When we finish we move off and then he spins round, remembers to pick me up again, and I distract him by kissing him on his neck while he tries to walk us both outside. He murmurs his appreciation.
‘Want to meet the cows?’ he asks as we head into the field. He lands me on a patch of grass and I lean against the wide metal gate and look out at his herd of black-and-white cattle.
‘They’re Holsteins,’ he says.
‘They’re beautiful,’ I say, a wistful expression on my face. ‘And you butcher them for beef.’
‘Don’t start,’ he continues with a smile, seeing my face. ‘I know exactly what you’re about to say. But where do you think your food comes from?’
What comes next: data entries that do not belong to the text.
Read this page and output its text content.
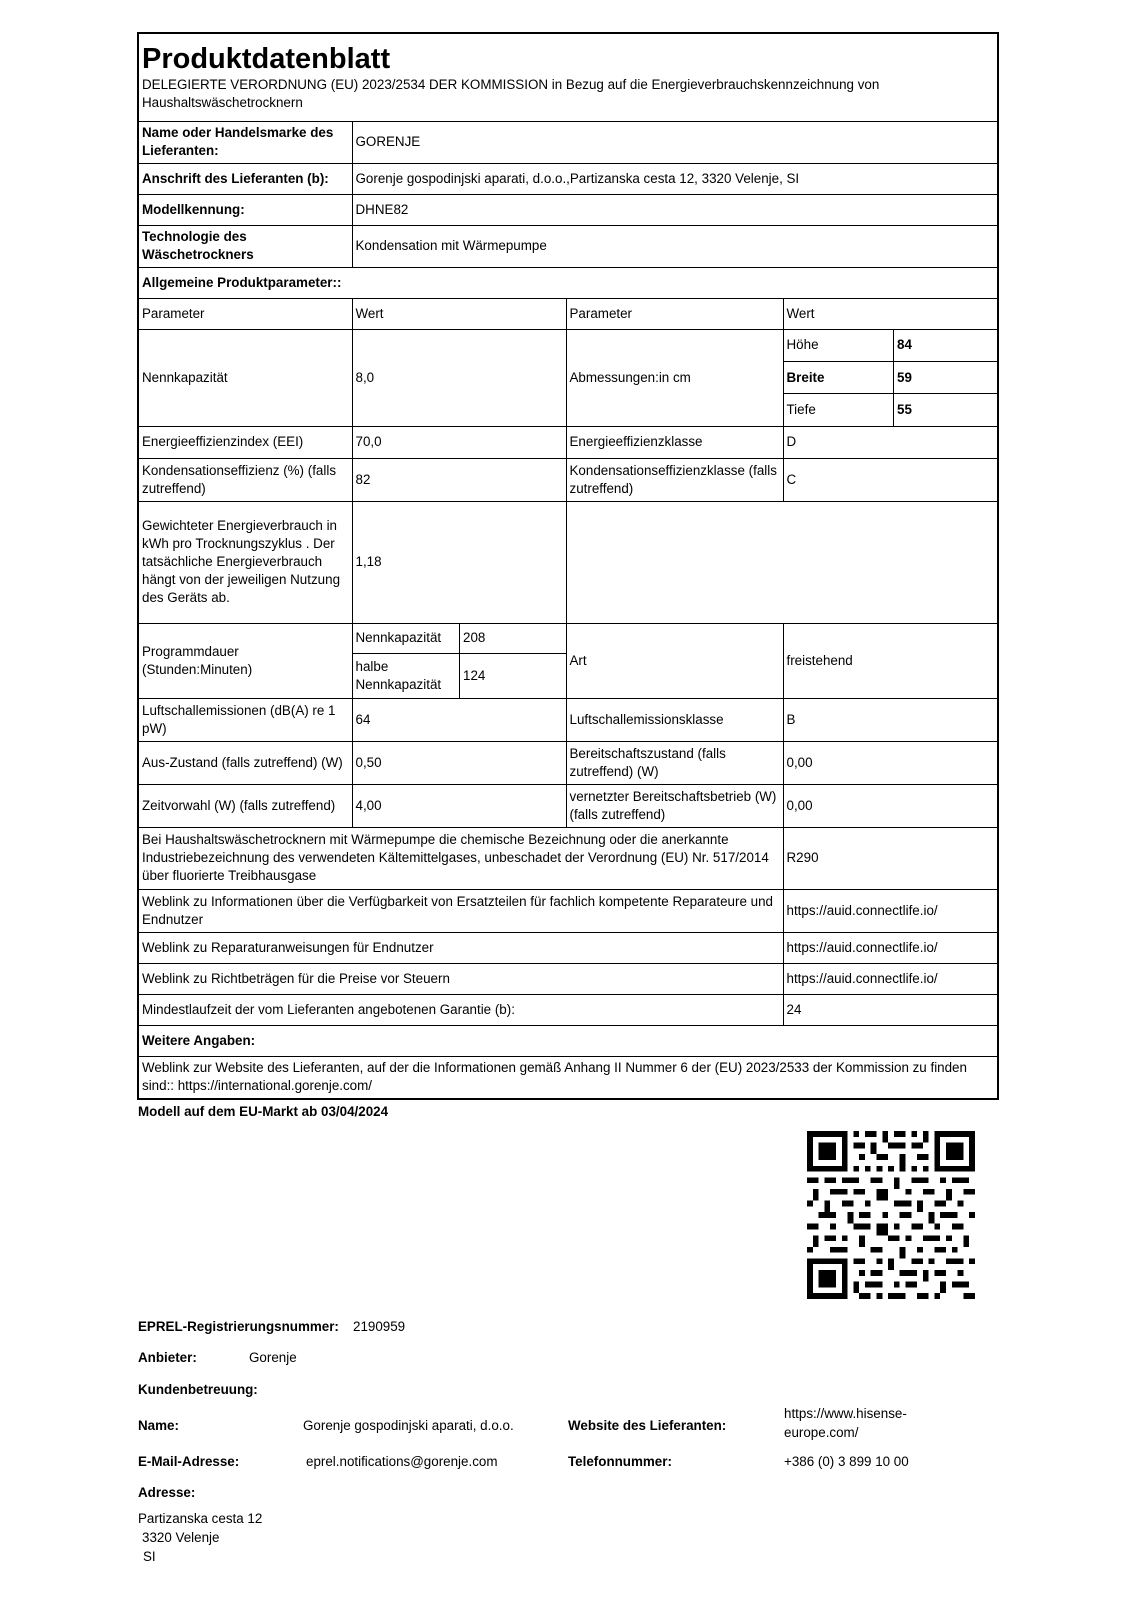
Produktdatenblatt
DELEGIERTE VERORDNUNG (EU) 2023/2534 DER KOMMISSION in Bezug auf die Energieverbrauchskennzeichnung von Haushaltswäschetrocknern

Name oder Handelsmarke des Lieferanten:	GORENJE
Anschrift des Lieferanten (b):	Gorenje gospodinjski aparati, d.o.o.,Partizanska cesta 12, 3320 Velenje, SI
Modellkennung:	DHNE82
Technologie des Wäschetrockners	Kondensation mit Wärmepumpe
Allgemeine Produktparameter::
Parameter	Wert	Parameter	Wert
Nennkapazität	8,0	Abmessungen:in cm	
Höhe	84
Breite	59
Tiefe	55

Energieeffizienzindex (EEI)	70,0	Energieeffizienzklasse	D
Kondensationseffizienz (%) (falls zutreffend)	82	Kondensationseffizienzklasse (falls zutreffend)	C
Gewichteter Energieverbrauch in kWh pro Trocknungszyklus . Der tatsächliche Energieverbrauch hängt von der jeweiligen Nutzung des Geräts ab.	1,18	
Programmdauer (Stunden:Minuten)	
Nennkapazität	208
halbe Nennkapazität	124
	Art	freistehend
Luftschallemissionen (dB(A) re 1 pW)	64	Luftschallemissionsklasse	B
Aus-Zustand (falls zutreffend) (W)	0,50	Bereitschaftszustand (falls zutreffend) (W)	0,00
Zeitvorwahl (W) (falls zutreffend)	4,00	vernetzter Bereitschaftsbetrieb (W) (falls zutreffend)	0,00
Bei Haushaltswäschetrocknern mit Wärmepumpe die chemische Bezeichnung oder die anerkannte Industriebezeichnung des verwendeten Kältemittelgases, unbeschadet der Verordnung (EU) Nr. 517/2014 über fluorierte Treibhausgase	R290
Weblink zu Informationen über die Verfügbarkeit von Ersatzteilen für fachlich kompetente Reparateure und Endnutzer	https://auid.connectlife.io/
Weblink zu Reparaturanweisungen für Endnutzer	https://auid.connectlife.io/
Weblink zu Richtbeträgen für die Preise vor Steuern	https://auid.connectlife.io/
Mindestlaufzeit der vom Lieferanten angebotenen Garantie (b):	24
Weitere Angaben:
Weblink zur Website des Lieferanten, auf der die Informationen gemäß Anhang II Nummer 6 der (EU) 2023/2533 der Kommission zu finden sind:: https://international.gorenje.com/
Modell auf dem EU-Markt ab 03/04/2024
EPREL-Registrierungsnummer: 2190959
Anbieter:	Gorenje
Kundenbetreuung:
Name:	Gorenje gospodinjski aparati, d.o.o.	Website des Lieferanten:
https://www.hisense-
europe.com/
E-Mail-Adresse:	eprel.notifications@gorenje.com	Telefonnummer:	+386 (0) 3 899 10 00
Adresse:
Partizanska cesta 12
3320 Velenje
SI
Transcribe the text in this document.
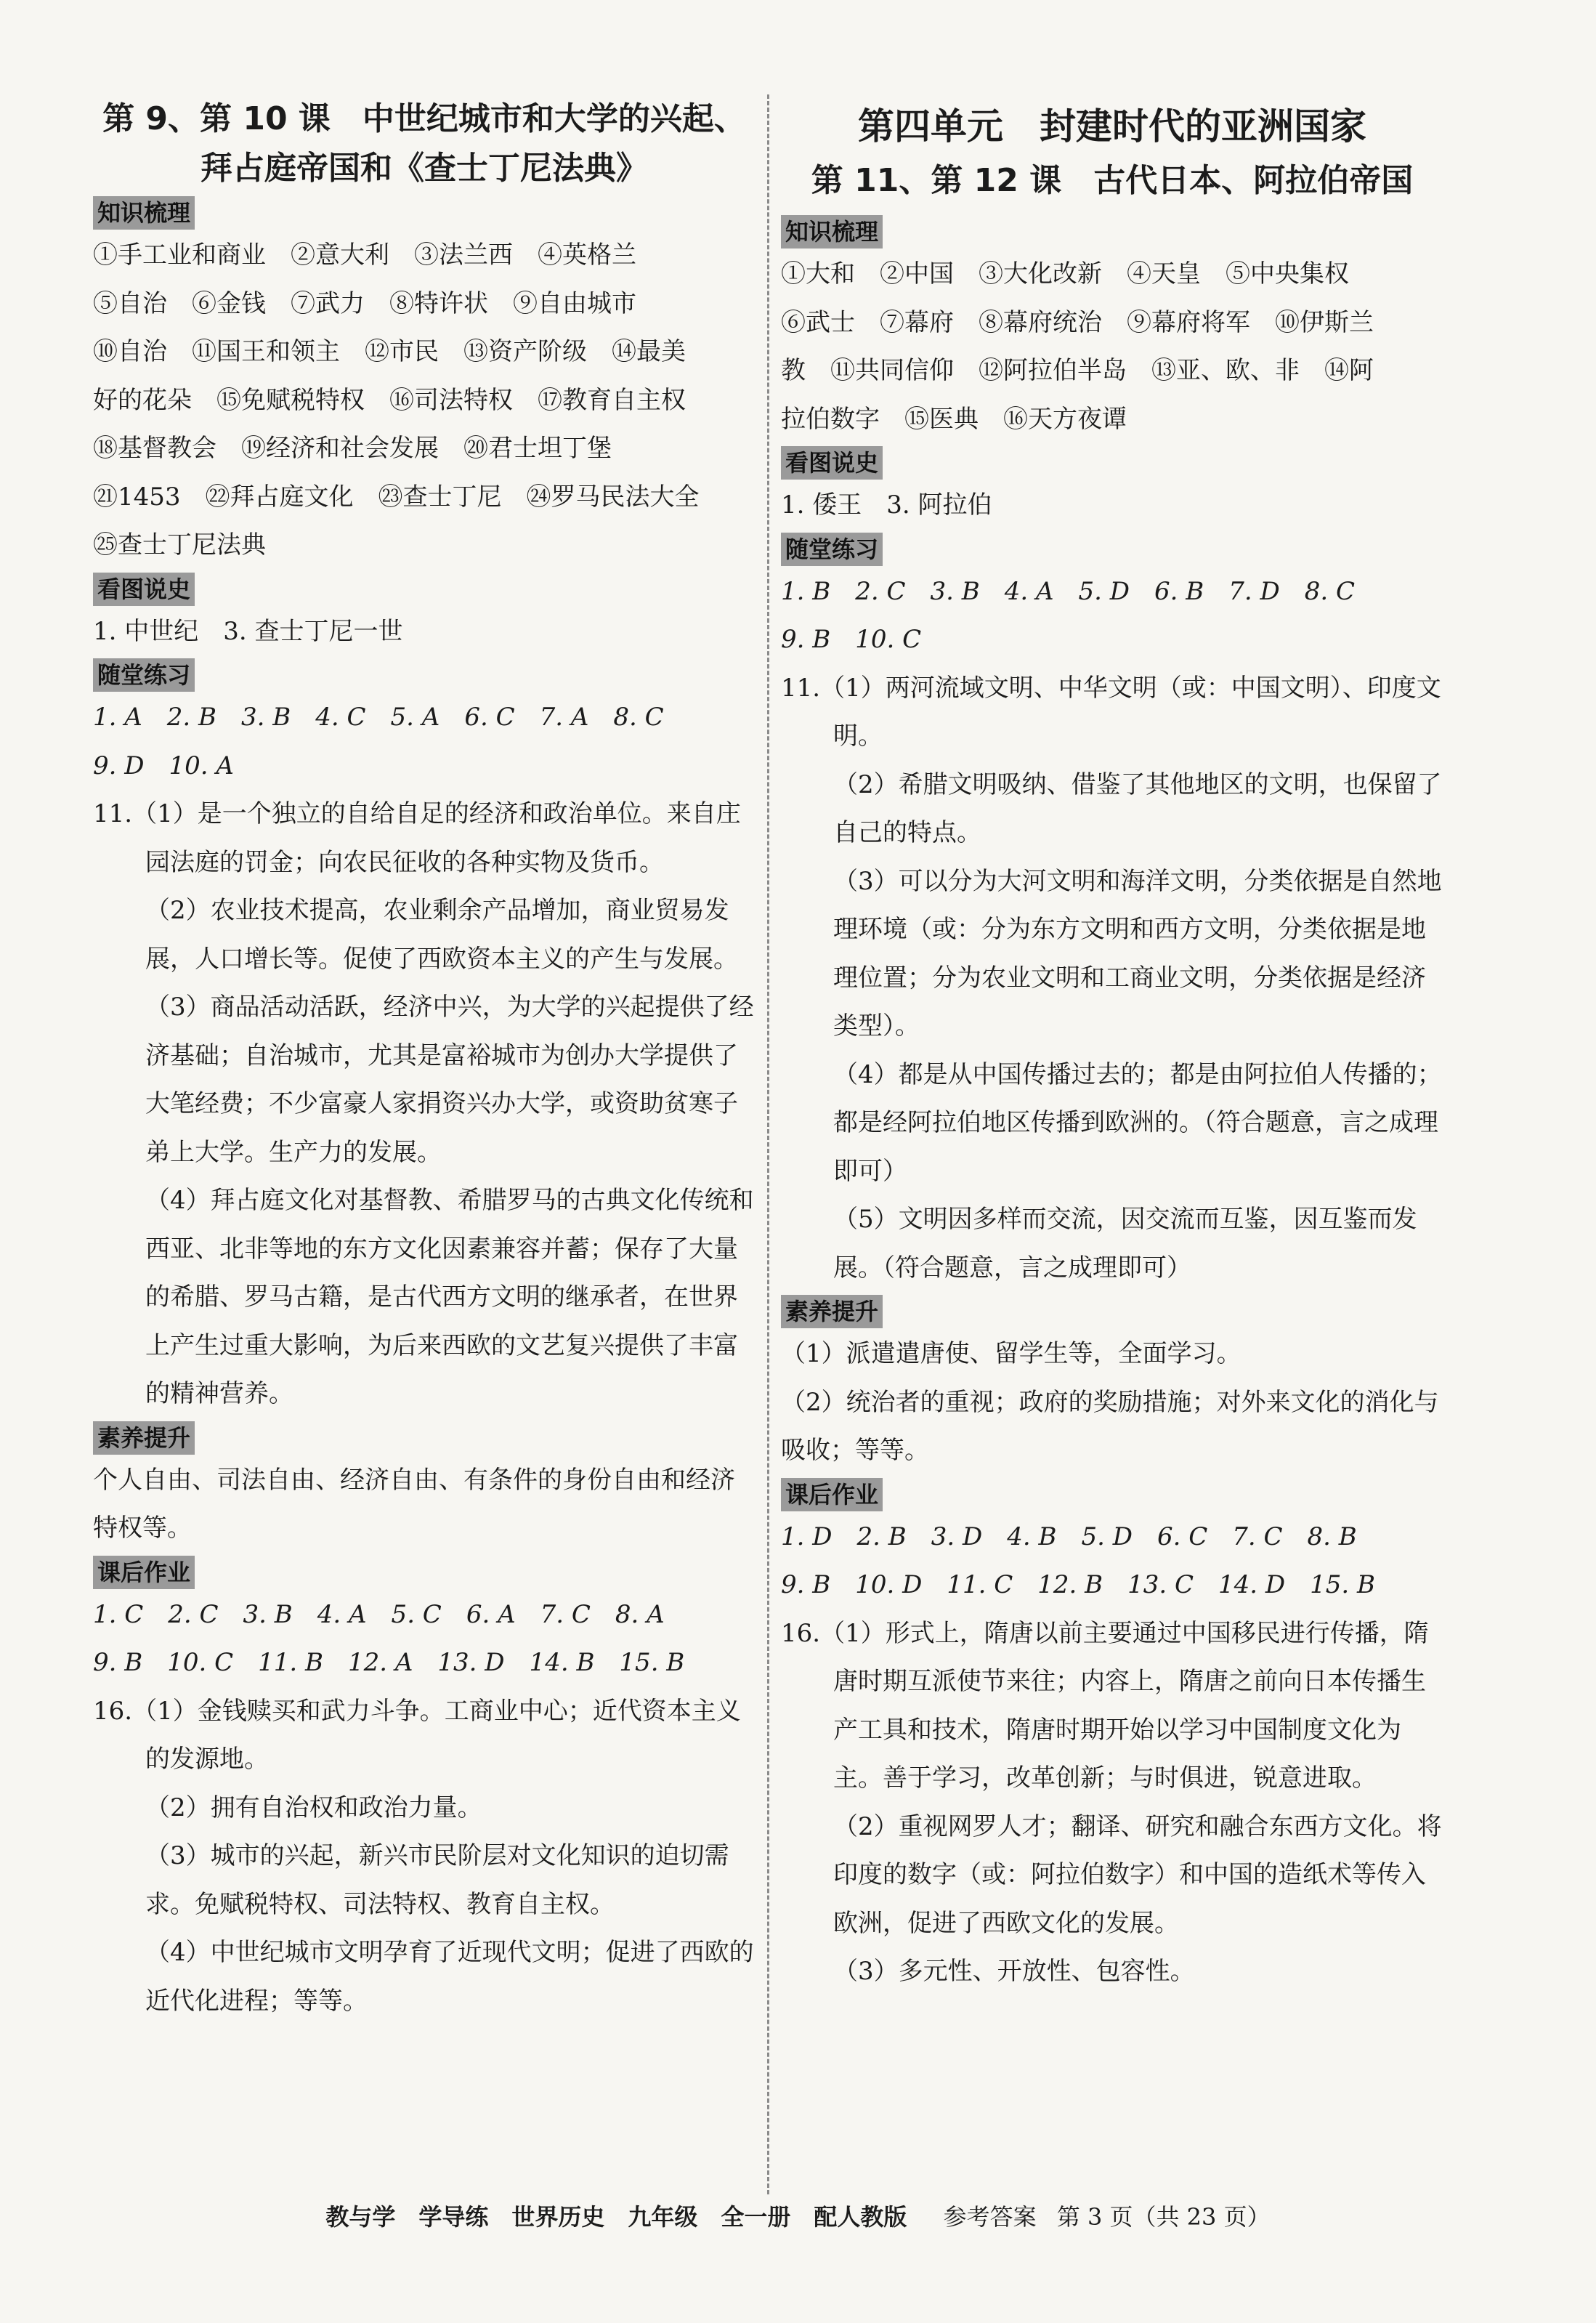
第 9、第 10 课　中世纪城市和大学的兴起、
拜占庭帝国和《查士丁尼法典》
知识梳理
①手工业和商业　②意大利　③法兰西　④英格兰
⑤自治　⑥金钱　⑦武力　⑧特许状　⑨自由城市
⑩自治　⑪国王和领主　⑫市民　⑬资产阶级　⑭最美
好的花朵　⑮免赋税特权　⑯司法特权　⑰教育自主权
⑱基督教会　⑲经济和社会发展　⑳君士坦丁堡
㉑1453　㉒拜占庭文化　㉓查士丁尼　㉔罗马民法大全
㉕查士丁尼法典
看图说史
1. 中世纪　3. 查士丁尼一世
随堂练习
1. A　2. B　3. B　4. C　5. A　6. C　7. A　8. C
9. D　10. A
11.（1）是一个独立的自给自足的经济和政治单位。来自庄园法庭的罚金；向农民征收的各种实物及货币。
（2）农业技术提高，农业剩余产品增加，商业贸易发展，人口增长等。促使了西欧资本主义的产生与发展。
（3）商品活动活跃，经济中兴，为大学的兴起提供了经济基础；自治城市，尤其是富裕城市为创办大学提供了大笔经费；不少富豪人家捐资兴办大学，或资助贫寒子弟上大学。生产力的发展。
（4）拜占庭文化对基督教、希腊罗马的古典文化传统和西亚、北非等地的东方文化因素兼容并蓄；保存了大量的希腊、罗马古籍，是古代西方文明的继承者，在世界上产生过重大影响，为后来西欧的文艺复兴提供了丰富的精神营养。
素养提升
个人自由、司法自由、经济自由、有条件的身份自由和经济特权等。
课后作业
1. C　2. C　3. B　4. A　5. C　6. A　7. C　8. A
9. B　10. C　11. B　12. A　13. D　14. B　15. B
16.（1）金钱赎买和武力斗争。工商业中心；近代资本主义的发源地。
（2）拥有自治权和政治力量。
（3）城市的兴起，新兴市民阶层对文化知识的迫切需求。免赋税特权、司法特权、教育自主权。
（4）中世纪城市文明孕育了近现代文明；促进了西欧的近代化进程；等等。
第四单元　封建时代的亚洲国家
第 11、第 12 课　古代日本、阿拉伯帝国
知识梳理
①大和　②中国　③大化改新　④天皇　⑤中央集权
⑥武士　⑦幕府　⑧幕府统治　⑨幕府将军　⑩伊斯兰
教　⑪共同信仰　⑫阿拉伯半岛　⑬亚、欧、非　⑭阿
拉伯数字　⑮医典　⑯天方夜谭
看图说史
1. 倭王　3. 阿拉伯
随堂练习
1. B　2. C　3. B　4. A　5. D　6. B　7. D　8. C
9. B　10. C
11.（1）两河流域文明、中华文明（或：中国文明）、印度文明。
（2）希腊文明吸纳、借鉴了其他地区的文明，也保留了自己的特点。
（3）可以分为大河文明和海洋文明，分类依据是自然地理环境（或：分为东方文明和西方文明，分类依据是地理位置；分为农业文明和工商业文明，分类依据是经济类型）。
（4）都是从中国传播过去的；都是由阿拉伯人传播的；都是经阿拉伯地区传播到欧洲的。（符合题意，言之成理即可）
（5）文明因多样而交流，因交流而互鉴，因互鉴而发展。（符合题意，言之成理即可）
素养提升
（1）派遣遣唐使、留学生等，全面学习。
（2）统治者的重视；政府的奖励措施；对外来文化的消化与吸收；等等。
课后作业
1. D　2. B　3. D　4. B　5. D　6. C　7. C　8. B
9. B　10. D　11. C　12. B　13. C　14. D　15. B
16.（1）形式上，隋唐以前主要通过中国移民进行传播，隋唐时期互派使节来往；内容上，隋唐之前向日本传播生产工具和技术，隋唐时期开始以学习中国制度文化为主。善于学习，改革创新；与时俱进，锐意进取。
（2）重视网罗人才；翻译、研究和融合东西方文化。将印度的数字（或：阿拉伯数字）和中国的造纸术等传入欧洲，促进了西欧文化的发展。
（3）多元性、开放性、包容性。
教与学　学导练　世界历史　九年级　全一册　配人教版 参考答案 第 3 页（共 23 页）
‘But their little faces ,’ I say.
‘These are dairy,’ he tries to placate me. ‘Milk. That’s our core business.’
‘And, soon, ice cream,’ I say as a cow moseys over. She nuzzles Josh and then me with her warm nose, thick eyelashes and beautiful face.
‘Oh God, they’re like pets,’ I say softly, stroking her nose.
‘Hmm,’ Josh says sceptically, picking me back up again. I’m not sure that it’s essential, but I enjoy it nonetheless. A cow trots after us merrily as if to follow us back to the farmhouse.
I lean towards Josh’s ear and whisper, ‘See? They’re like pets.’
‘Stop saying that,’ he says with a laugh.